Gut so, loben Experten. "Unternehmen sollten Probleme wie Sucht, Mobbing oder Burn-out in ihren Reihen nicht verleugnen", sagt Monika Heilmann, Management-Trainerin, Coach und Wirtschaftsmediatorin aus Leinfelden. "Heiße Eisen anzupacken, liegt im Eigeninteresse der Firmen." Denn Konflikte, die das Berufsumfeld stören, können Teams und Arbeitgeber mächtig belasten. Sie stören das Betriebsklima, bremsen die Produktivität, strahlen negativ auf das Image von Abteilung und Firma aus und verursachen erhebliche Krankheitskosten.

Gemäß dem aktuellen BKK Gesundheitsreport 2011 verbuchte die IT-Industrie im Jahr 2010 pro pflichtversichert Beschäftigtem 8,3 Arbeitsunfähigkeitstage, in der Telekommunikation lag der Wert sogar bei 15,3 Tagen.

Private Probleme wie z.B. eine Scheidung belasten Mitarbeiter nicht nur nach Feierabend.
Private Probleme wie z.B. eine Scheidung belasten Mitarbeiter nicht nur nach Feierabend.
Foto: Rafael Ben-Ari Fotolia.com

Um auch künftig wettbewerbsfähig zu bleiben, setzen viele Firmen schon heute auf Prävention. So wie die Telekom. Um heikle Situationen rechtzeitig zu erkennen, hat das Unternehmen 2010 ein "Frühwarn-Cockpit" eingerichtet. Herzstück dieser Datensammlung ist - neben Fluktuations- und Arbeitsunfähigkeitsberechnungen - eine Mitarbeiterbefragung mit 50 Fragen zur psychischen Gesundheit. Der Gedanke dahinter: "Jeder Mitarbeiter, den wir frühzeitig stabilisieren können, bleibt motiviert und leistungsfähig und fällt damit womöglich gar nicht erst aus", so Krempien. Das Frühwarnsystem soll zudem verhindern, dass sich kranke Mitarbeiter zur Arbeit schleppen und dort vermeidbare Schäden anrichten. Personaler sprechen dabei von Präsentismus.

Anonyme Telefon-Hotline

Zur Vorbeugung dieses unerwünschten Phänomens arbeitet die Telekom mit rund 50 internen und externen Beratern zusammen, die auf seelische Probleme aller Art spezialisiert sind.
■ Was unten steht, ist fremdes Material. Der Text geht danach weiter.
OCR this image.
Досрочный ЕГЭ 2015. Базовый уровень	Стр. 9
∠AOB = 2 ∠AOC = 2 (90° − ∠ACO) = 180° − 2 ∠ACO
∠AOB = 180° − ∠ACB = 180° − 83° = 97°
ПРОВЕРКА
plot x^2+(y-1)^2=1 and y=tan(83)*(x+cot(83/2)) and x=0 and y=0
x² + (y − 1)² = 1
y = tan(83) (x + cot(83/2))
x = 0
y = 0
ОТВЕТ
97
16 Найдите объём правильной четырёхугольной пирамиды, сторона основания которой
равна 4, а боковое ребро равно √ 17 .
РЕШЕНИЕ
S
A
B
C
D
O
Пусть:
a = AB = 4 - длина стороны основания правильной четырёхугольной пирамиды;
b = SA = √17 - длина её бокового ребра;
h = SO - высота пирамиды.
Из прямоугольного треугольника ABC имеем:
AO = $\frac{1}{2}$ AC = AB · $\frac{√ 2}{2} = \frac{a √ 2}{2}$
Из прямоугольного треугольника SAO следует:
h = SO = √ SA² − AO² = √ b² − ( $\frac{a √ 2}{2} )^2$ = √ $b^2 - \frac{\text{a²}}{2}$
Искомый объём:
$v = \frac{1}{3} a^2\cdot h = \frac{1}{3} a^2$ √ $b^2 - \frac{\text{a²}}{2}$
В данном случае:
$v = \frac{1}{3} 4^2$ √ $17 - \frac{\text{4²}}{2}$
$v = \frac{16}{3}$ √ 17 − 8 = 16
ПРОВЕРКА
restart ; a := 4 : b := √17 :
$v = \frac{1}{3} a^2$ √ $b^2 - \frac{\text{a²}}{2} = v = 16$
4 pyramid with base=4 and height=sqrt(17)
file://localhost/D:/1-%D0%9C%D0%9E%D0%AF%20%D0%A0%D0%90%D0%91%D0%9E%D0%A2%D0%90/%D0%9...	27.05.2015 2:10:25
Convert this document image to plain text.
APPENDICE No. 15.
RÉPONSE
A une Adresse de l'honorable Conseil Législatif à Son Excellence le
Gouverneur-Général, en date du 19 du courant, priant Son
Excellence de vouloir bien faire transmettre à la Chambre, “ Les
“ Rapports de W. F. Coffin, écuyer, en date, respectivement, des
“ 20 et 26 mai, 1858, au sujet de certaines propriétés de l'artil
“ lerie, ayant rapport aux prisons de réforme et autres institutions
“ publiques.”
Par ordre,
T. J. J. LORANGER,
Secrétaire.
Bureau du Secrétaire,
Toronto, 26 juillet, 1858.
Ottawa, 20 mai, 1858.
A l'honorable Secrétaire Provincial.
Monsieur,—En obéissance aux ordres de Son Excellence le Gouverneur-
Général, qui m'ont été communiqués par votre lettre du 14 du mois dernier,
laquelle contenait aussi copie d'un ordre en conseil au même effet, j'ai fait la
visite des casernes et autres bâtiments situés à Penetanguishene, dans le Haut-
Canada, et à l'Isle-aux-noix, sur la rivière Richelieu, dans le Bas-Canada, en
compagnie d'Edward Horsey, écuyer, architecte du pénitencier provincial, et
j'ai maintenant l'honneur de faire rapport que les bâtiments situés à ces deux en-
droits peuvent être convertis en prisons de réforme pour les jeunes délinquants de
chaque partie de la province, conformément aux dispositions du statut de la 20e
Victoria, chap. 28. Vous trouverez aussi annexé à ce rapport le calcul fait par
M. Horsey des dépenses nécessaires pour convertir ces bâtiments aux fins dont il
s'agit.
Die Mitarbeiter erreichen die Psychologen und Coaches entweder per kostenfreier und anonymer Telefon-Hotline oder in Beratungsgesprächen - innerhalb oder außerhalb ihrer Arbeitszeit.

Zudem offeriert der Konzern neben Seminaren zu Themen wie Sucht oder Stress auch spezielle Resilienz-Workshops, in denen die Teilnehmer lernen, mit belastenden Themen umzugehen. Schon mehr als 1000 Angestellte haben hier Hilfe gesucht.